By Bill Graves
The Oregonian, Friday, March 11, 2011
A House hearing Friday on a bill to establish a single-payer universal health care plan in Oregon drew testimony from about two dozen people, most in favor of the proposal.
One supporter, Wes Brain of Southern Oregon, held up a wedding photo of his daughter before the House Health Care Committee and described her nine-year battle with her insurance company before she died from leukemia.
“They made her life miserable,” he told the House health committee. “Every step of the way.”
After her teeth fell out from radiation therapy, he said, she was denied help from insurers who said that she needed dental care, not medical care.
“Please remember my daughter,” he said. “I’m going to work on this the rest of my life. We can do better than this.”
Supporters of House Bill 3510, a single-payer health care proposal entitled the Affordable Health Care for All Oregon Act, argued the bill would cut administrative costs, promote efficient primary care and create jobs. But opponents said the plan would foster overuse and underpay, driving away doctors and limiting services.
The bill would create a system that directs all public and private money now spent on health care into a single fund that covers everyone, a single Oregon self-insurance plan. Rep. Michael Dembrow, D-Portland, author of the bill, said it would essentially extend Medicare, the federal health insurance for people 65 and older, to all Oregonians.
The single–payer proposal faces stiff political opposition, particularly in a House that is evenly divided between Republicans and Democrats.
But Dembrow, doctors, nurses and other health professionals argued that a single-payer system would dramatically cut administrative costs and paperwork that arise from health care that depends on a complex private insurance industry. Medicare, by contrast, has low administrative fees, he said.
Oregon could use the money it spends now on health care to extend Medicare to all Oregonians in a system that would contain costs, offer choice and create jobs, supporters said.
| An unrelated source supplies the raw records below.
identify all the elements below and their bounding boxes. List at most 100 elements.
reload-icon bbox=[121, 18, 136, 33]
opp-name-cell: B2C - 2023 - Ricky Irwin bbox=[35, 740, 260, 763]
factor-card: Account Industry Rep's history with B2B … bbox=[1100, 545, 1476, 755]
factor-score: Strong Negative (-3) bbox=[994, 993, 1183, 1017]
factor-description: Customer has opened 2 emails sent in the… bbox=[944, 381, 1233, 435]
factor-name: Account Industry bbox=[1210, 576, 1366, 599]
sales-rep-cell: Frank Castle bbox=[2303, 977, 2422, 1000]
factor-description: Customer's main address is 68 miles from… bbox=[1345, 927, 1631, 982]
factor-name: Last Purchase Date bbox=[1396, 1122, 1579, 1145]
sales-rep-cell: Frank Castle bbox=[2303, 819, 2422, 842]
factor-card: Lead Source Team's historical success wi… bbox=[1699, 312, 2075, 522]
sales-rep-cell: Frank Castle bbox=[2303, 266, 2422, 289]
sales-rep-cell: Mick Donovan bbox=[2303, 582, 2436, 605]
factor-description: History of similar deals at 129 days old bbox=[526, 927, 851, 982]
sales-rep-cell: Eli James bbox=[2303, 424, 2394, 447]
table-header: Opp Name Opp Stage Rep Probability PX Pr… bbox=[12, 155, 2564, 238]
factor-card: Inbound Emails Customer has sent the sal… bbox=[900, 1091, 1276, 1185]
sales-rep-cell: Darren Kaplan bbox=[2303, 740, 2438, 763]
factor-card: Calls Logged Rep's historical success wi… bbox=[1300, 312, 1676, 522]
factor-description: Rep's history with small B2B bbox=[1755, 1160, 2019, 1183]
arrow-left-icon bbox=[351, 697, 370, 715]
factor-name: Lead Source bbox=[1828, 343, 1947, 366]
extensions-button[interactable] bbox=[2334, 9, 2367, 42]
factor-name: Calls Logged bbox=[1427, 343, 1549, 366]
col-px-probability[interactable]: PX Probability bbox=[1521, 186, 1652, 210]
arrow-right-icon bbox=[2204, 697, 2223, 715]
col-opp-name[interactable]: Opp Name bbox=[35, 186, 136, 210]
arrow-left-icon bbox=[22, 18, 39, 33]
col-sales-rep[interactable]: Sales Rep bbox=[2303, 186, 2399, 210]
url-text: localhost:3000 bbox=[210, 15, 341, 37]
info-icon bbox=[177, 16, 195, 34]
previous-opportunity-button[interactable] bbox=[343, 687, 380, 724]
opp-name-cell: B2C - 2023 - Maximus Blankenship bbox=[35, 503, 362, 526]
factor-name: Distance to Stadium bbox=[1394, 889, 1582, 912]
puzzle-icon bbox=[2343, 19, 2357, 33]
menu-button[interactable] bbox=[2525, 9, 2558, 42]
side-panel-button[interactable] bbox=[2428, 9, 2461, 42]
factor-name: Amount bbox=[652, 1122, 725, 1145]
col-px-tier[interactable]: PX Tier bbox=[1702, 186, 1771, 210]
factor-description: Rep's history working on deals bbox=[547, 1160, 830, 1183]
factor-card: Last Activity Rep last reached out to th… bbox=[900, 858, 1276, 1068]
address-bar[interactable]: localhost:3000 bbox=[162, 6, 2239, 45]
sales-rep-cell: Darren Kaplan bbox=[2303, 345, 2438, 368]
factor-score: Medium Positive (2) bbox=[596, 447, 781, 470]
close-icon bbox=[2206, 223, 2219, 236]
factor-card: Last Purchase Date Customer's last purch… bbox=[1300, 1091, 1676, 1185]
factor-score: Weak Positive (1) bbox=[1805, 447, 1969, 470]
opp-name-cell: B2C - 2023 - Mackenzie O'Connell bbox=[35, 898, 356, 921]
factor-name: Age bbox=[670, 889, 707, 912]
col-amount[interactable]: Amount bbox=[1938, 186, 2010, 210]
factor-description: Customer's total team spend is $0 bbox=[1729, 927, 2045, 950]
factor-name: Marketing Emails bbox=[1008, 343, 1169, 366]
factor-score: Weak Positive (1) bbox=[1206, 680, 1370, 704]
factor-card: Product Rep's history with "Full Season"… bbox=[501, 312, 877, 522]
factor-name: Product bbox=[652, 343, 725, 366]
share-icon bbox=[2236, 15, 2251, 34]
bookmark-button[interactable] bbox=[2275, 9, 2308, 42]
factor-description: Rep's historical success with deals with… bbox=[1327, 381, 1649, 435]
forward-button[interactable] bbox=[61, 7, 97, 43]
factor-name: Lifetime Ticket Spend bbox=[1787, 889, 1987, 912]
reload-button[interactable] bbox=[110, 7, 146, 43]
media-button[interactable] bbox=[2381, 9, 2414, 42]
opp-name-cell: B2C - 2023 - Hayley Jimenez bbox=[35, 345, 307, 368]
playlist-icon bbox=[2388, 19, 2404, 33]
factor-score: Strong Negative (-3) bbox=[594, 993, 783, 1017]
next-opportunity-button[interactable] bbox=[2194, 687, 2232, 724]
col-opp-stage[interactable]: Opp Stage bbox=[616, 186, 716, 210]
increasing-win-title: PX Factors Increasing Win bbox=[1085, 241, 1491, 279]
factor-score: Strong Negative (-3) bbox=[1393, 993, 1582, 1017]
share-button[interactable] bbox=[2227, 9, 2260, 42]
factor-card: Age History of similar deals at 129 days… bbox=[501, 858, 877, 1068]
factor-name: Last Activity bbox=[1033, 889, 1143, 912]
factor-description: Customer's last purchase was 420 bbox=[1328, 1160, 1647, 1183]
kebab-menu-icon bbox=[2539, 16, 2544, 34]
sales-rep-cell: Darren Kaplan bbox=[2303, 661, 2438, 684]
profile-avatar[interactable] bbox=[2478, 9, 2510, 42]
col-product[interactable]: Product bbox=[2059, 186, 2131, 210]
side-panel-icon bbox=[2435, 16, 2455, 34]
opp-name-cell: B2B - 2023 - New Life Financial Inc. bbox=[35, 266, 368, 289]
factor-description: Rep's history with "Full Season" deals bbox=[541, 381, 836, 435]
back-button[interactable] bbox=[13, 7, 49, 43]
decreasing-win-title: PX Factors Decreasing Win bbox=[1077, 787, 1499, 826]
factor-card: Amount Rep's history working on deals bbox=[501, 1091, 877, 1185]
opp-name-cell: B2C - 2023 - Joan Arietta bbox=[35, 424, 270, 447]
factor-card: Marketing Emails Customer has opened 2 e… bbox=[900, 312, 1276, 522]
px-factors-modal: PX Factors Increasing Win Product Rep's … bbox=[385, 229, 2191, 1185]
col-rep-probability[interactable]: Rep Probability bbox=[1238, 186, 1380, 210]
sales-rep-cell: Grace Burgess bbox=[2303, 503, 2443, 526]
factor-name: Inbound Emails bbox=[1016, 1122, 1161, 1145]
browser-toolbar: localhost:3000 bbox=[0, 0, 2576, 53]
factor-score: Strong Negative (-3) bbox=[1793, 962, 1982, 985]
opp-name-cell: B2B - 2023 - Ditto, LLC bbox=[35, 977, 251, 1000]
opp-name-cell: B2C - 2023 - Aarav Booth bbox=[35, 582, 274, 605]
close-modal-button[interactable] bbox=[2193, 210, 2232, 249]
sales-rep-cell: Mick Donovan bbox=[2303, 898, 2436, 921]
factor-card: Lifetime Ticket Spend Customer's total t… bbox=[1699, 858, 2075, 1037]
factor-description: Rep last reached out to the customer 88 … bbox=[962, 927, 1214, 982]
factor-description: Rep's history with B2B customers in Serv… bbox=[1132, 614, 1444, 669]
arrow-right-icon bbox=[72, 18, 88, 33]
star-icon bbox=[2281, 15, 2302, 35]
Dr. Paul Gorman, a physician and university instructor, said 45,000 people die a year for lack of health insurance.
“We’re all one serious illness away from bankruptcy,” he said.
Dr. Samuel Metz, a Portland anesthesiologist, and Dr. Joseph Eusterman, a retired physician, also testified. They belong to a group of Oregon physicians who campaigned across the country in 2009 for single-payer health care and call themselves the Mad as Hell Doctors.
Dembrow’s bill “is fiscally conservative, socially responsible, morally correct and an urgently needed solution,” said Eusterman.
Opponents argued a government-run health care system would raise taxes and lower the quality and accessibility of health care services.
Two members of the conservative Americans for Prosperity said the plan would lead to a bloated, inefficient bureaucracy that would drive up taxes and create only government jobs. The House Health Care Committee received 280 emails in opposition to the bill from Americans for Prosperity.
Eric Fruits, an economist and consultant to the Cascade Policy Institute, a Portland market-oriented think tank, said the bill offers Oregonians an “all-you-can-eat” buffet.
“This is a recipe for over consumption of health care,” he said. Create this buffet, he added, and “you’ll find the chef has quit, and the kitchen is out of food.”